Mam Sonando maintains that millions of listeners in the villages want to listen to his radio broadcasts and has expressed concern his station may be forced to close down due to funding problems.

In late January, Cambodian police used electric batons and smoke bombs to disperse Beehive Radio supporters, injuring at least eight people, after hundreds of protesters marched through police barricades on the streets of Phnom Penh in defiance of a ban on public gatherings.

Violent crackdowns

Authorities have quelled recent street protests against Hun Sen, whose government ended a ban on public demonstrations in the capital last month, though organizers must still request permission from local authorities to hold protests in public places.

Opposition Cambodia National Rescue Party (CNRP) leader Sam Rainsy led hundreds of supporters in a march through the capital and a meeting at his party’s headquarters on Sunday, abandoning plans to defy a separate government ban on rallies in Phnom Penh’s Freedom Park.

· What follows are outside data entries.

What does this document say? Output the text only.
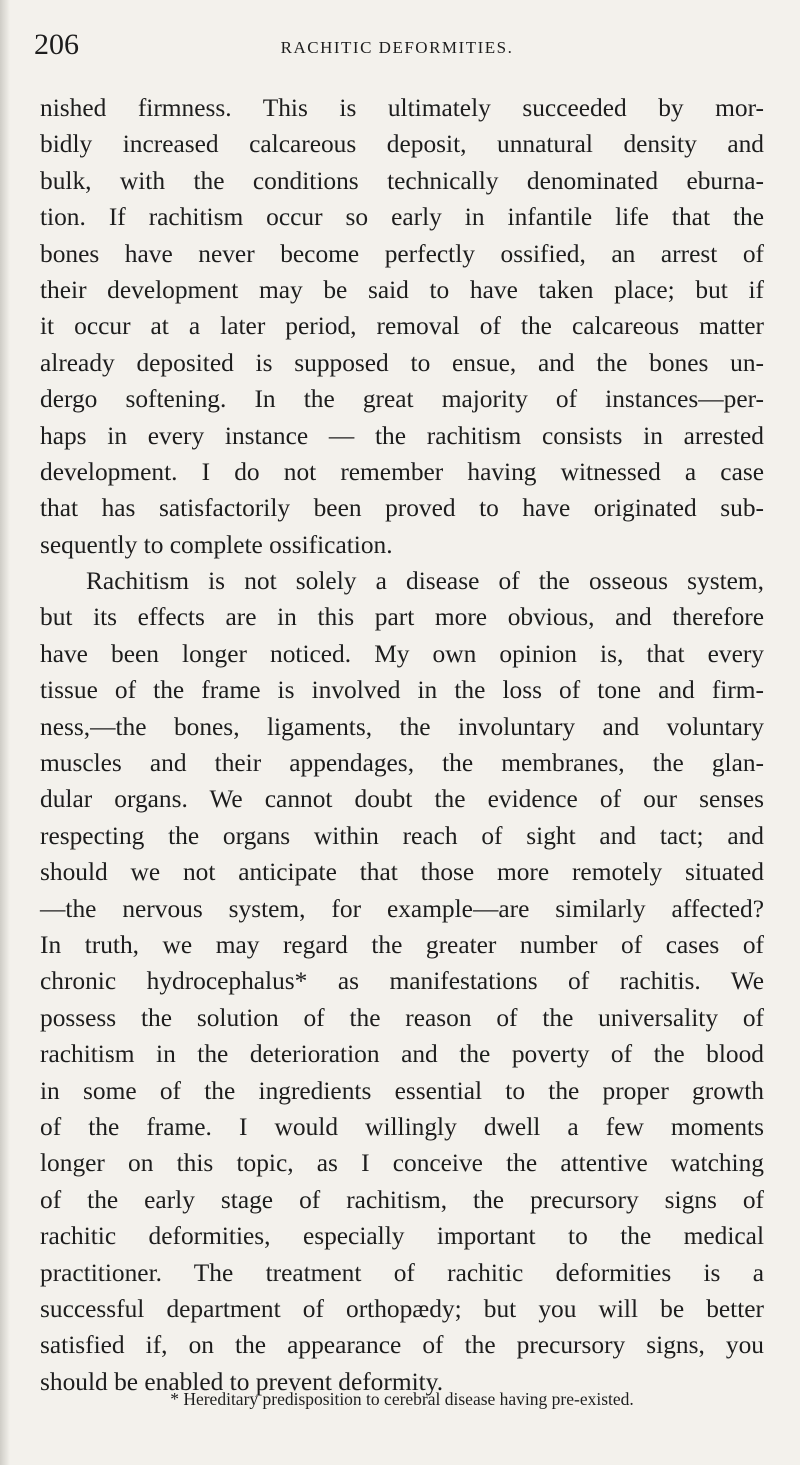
206	RACHITIC DEFORMITIES.
nished firmness. This is ultimately succeeded by mor-
bidly increased calcareous deposit, unnatural density and
bulk, with the conditions technically denominated eburna-
tion. If rachitism occur so early in infantile life that the
bones have never become perfectly ossified, an arrest of
their development may be said to have taken place; but if
it occur at a later period, removal of the calcareous matter
already deposited is supposed to ensue, and the bones un-
dergo softening. In the great majority of instances—per-
haps in every instance — the rachitism consists in arrested
development. I do not remember having witnessed a case
that has satisfactorily been proved to have originated sub-
sequently to complete ossification.
Rachitism is not solely a disease of the osseous system,
but its effects are in this part more obvious, and therefore
have been longer noticed. My own opinion is, that every
tissue of the frame is involved in the loss of tone and firm-
ness,—the bones, ligaments, the involuntary and voluntary
muscles and their appendages, the membranes, the glan-
dular organs. We cannot doubt the evidence of our senses
respecting the organs within reach of sight and tact; and
should we not anticipate that those more remotely situated
—the nervous system, for example—are similarly affected?
In truth, we may regard the greater number of cases of
chronic hydrocephalus* as manifestations of rachitis. We
possess the solution of the reason of the universality of
rachitism in the deterioration and the poverty of the blood
in some of the ingredients essential to the proper growth
of the frame. I would willingly dwell a few moments
longer on this topic, as I conceive the attentive watching
of the early stage of rachitism, the precursory signs of
rachitic deformities, especially important to the medical
practitioner. The treatment of rachitic deformities is a
successful department of orthopædy; but you will be better
satisfied if, on the appearance of the precursory signs, you
should be enabled to prevent deformity.
* Hereditary predisposition to cerebral disease having pre-existed.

It was the CNRP’s first public rally since early January when security forces violently dispelled opposition supporters from Freedom Park, where they had called for Hun Sen’s resignation and a reelection of disputed July 28 polls that saw his Cambodian People’s Party (CPP) named the victor by the country’s government-appointed electoral body.

Authorities told the CNRP last week that the park is off-limits for gatherings while authorities investigate violence linked to the early January crackdown.